Paralel bir evrende 2014 Euromeydan kalkışması bastırılsaydı, bu dünyadan gözlemlerken ‘iyi oldu, hayırlı oldu’ diyecektik. Bu evrende ise hala Gezi olayları için Gezi onurumuzdur diyoruz. Pozisyonumuzu sorgulamanın vakti geldi mi?
O kadar ileri gitmeyeceğim.
Ukrayna’daki çok bariz bir şekilde yanlış bir ayaklanmaydı. Belki haklı sayılabilecek taleplerle başlayan bir protesto hareketi kötü niyetle manipüle edildi, birtakım organize silahlı grupların darbe ile iktidara el koymasına bahane edildi ve bir ulusal felakete yol açtı. Yol açacağı o günden belliydi. O darbenin yapıldığı gün Ukrayna’nın bir devlet ve ulus olarak yok oluşuna giden yol açıldı. Gürcistan için aynı şeyi söyleyebiliriz. Aslına bakarsanız Mısır için aynı şeyi söyleyebiliriz. Son derece sinik bir şekilde, son derece hain bir şekilde tasarlandı ve sahneye kondu bu ayaklanmalar ve sonucu bu ülkeler için bir felaketler dizisi oldu.
Türkiye’de de Gezi olaylarının arkasında böyle bir manipülasyon var mıydı, cumhurbaşkanının ısrarla iddia ettiği gibi? Bu sorunun cevabını bilmiyorum. Muhtemelen hibrit bir cevaptır.
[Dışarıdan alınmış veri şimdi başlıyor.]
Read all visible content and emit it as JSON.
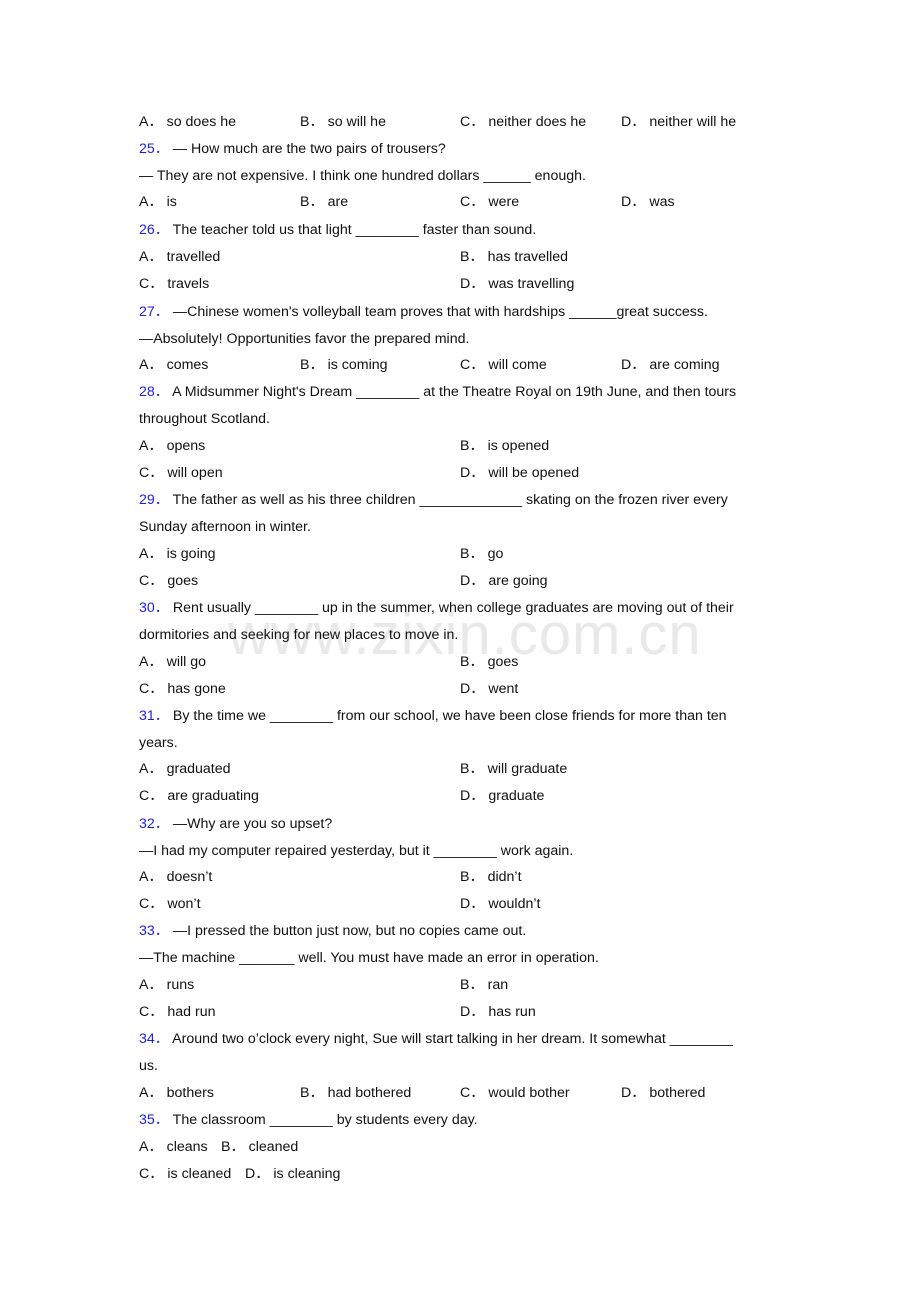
{
  "watermark": "www.zixin.com.cn",
  "colors": {
    "question_number": "#1f1fd6",
    "text": "#111111",
    "watermark": "#e9e9e9"
  },
  "q24": {
    "options": [
      {
        "letter": "A．",
        "text": "so does he"
      },
      {
        "letter": "B．",
        "text": "so will he"
      },
      {
        "letter": "C．",
        "text": "neither does he"
      },
      {
        "letter": "D．",
        "text": "neither will he"
      }
    ]
  },
  "questions": [
    {
      "number": "25．",
      "lines": [
        "— How much are the two pairs of trousers?",
        "— They are not expensive. I think one hundred dollars ______ enough."
      ],
      "options": [
        {
          "letter": "A．",
          "text": "is"
        },
        {
          "letter": "B．",
          "text": "are"
        },
        {
          "letter": "C．",
          "text": "were"
        },
        {
          "letter": "D．",
          "text": "was"
        }
      ]
    },
    {
      "number": "26．",
      "lines": [
        "The teacher told us that light ________ faster than sound."
      ],
      "options": [
        {
          "letter": "A．",
          "text": "travelled"
        },
        {
          "letter": "B．",
          "text": "has travelled"
        },
        {
          "letter": "C．",
          "text": "travels"
        },
        {
          "letter": "D．",
          "text": "was travelling"
        }
      ]
    },
    {
      "number": "27．",
      "lines": [
        "—Chinese women's volleyball team proves that with hardships ______great success.",
        "—Absolutely! Opportunities favor the prepared mind."
      ],
      "options": [
        {
          "letter": "A．",
          "text": "comes"
        },
        {
          "letter": "B．",
          "text": "is coming"
        },
        {
          "letter": "C．",
          "text": "will come"
        },
        {
          "letter": "D．",
          "text": "are coming"
        }
      ]
    },
    {
      "number": "28．",
      "lines": [
        "A Midsummer Night's Dream ________ at the Theatre Royal on 19th June, and then tours",
        "throughout Scotland."
      ],
      "options": [
        {
          "letter": "A．",
          "text": "opens"
        },
        {
          "letter": "B．",
          "text": "is opened"
        },
        {
          "letter": "C．",
          "text": "will open"
        },
        {
          "letter": "D．",
          "text": "will be opened"
        }
      ]
    },
    {
      "number": "29．",
      "lines": [
        "The father as well as his three children _____________ skating on the frozen river every",
        "Sunday afternoon in winter."
      ],
      "options": [
        {
          "letter": "A．",
          "text": "is going"
        },
        {
          "letter": "B．",
          "text": "go"
        },
        {
          "letter": "C．",
          "text": "goes"
        },
        {
          "letter": "D．",
          "text": "are going"
        }
      ]
    },
    {
      "number": "30．",
      "lines": [
        "Rent usually ________ up in the summer, when college graduates are moving out of their",
        "dormitories and seeking for new places to move in."
      ],
      "options": [
        {
          "letter": "A．",
          "text": "will go"
        },
        {
          "letter": "B．",
          "text": "goes"
        },
        {
          "letter": "C．",
          "text": "has gone"
        },
        {
          "letter": "D．",
          "text": "went"
        }
      ]
    },
    {
      "number": "31．",
      "lines": [
        "By the time we ________ from our school, we have been close friends for more than ten",
        "years."
      ],
      "options": [
        {
          "letter": "A．",
          "text": "graduated"
        },
        {
          "letter": "B．",
          "text": "will graduate"
        },
        {
          "letter": "C．",
          "text": "are graduating"
        },
        {
          "letter": "D．",
          "text": "graduate"
        }
      ]
    },
    {
      "number": "32．",
      "lines": [
        "—Why are you so upset?",
        "—I had my computer repaired yesterday, but it ________ work again."
      ],
      "options": [
        {
          "letter": "A．",
          "text": "doesn’t"
        },
        {
          "letter": "B．",
          "text": "didn’t"
        },
        {
          "letter": "C．",
          "text": "won’t"
        },
        {
          "letter": "D．",
          "text": "wouldn’t"
        }
      ]
    },
    {
      "number": "33．",
      "lines": [
        "—I pressed the button just now, but no copies came out.",
        "—The machine _______ well. You must have made an error in operation."
      ],
      "options": [
        {
          "letter": "A．",
          "text": "runs"
        },
        {
          "letter": "B．",
          "text": "ran"
        },
        {
          "letter": "C．",
          "text": "had run"
        },
        {
          "letter": "D．",
          "text": "has run"
        }
      ]
    },
    {
      "number": "34．",
      "lines": [
        "Around two o’clock every night, Sue will start talking in her dream. It somewhat ________",
        "us."
      ],
      "options": [
        {
          "letter": "A．",
          "text": "bothers"
        },
        {
          "letter": "B．",
          "text": "had bothered"
        },
        {
          "letter": "C．",
          "text": "would bother"
        },
        {
          "letter": "D．",
          "text": "bothered"
        }
      ]
    },
    {
      "number": "35．",
      "lines": [
        "The classroom ________ by students every day."
      ],
      "options": [
        {
          "letter": "A．",
          "text": "cleans"
        },
        {
          "letter": "B．",
          "text": "cleaned"
        },
        {
          "letter": "C．",
          "text": "is cleaned"
        },
        {
          "letter": "D．",
          "text": "is cleaning"
        }
      ]
    }
  ]
}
Gezi olayları içinde yer alan ve hareketin sözcüsü olan insanların birçoğunu şahsen tanıyorum. Bu insanların dürüstlüğüne ben kefalet edebilirim, başta Osman Kavala olmak üzere. Öte yandan, bildiğimiz bir şey var ki Amerikalılar bu işin kitabını yazdılar. Bütün ülkelerde, özellikle şehirli gençliğin moda olan fikirlerini ön plana sürerek, haklı birtakım şikayetleri istismar ederek bir ayaklanma çıkarma, bir kaos ortamı yaratma, ve bu suretle işlerine gelmeyen hükümetleri devirme projesi. Göz göre göre, açık açık geliştirdiler bu stratejiyi ve Ukrayna’da, Gürcistan’da, Mısır’da, Ermenistan’da uyguladılar. Ama Türkiye’de olur mu öyle şey? Çok da mantıklı gelmiyor kulağa.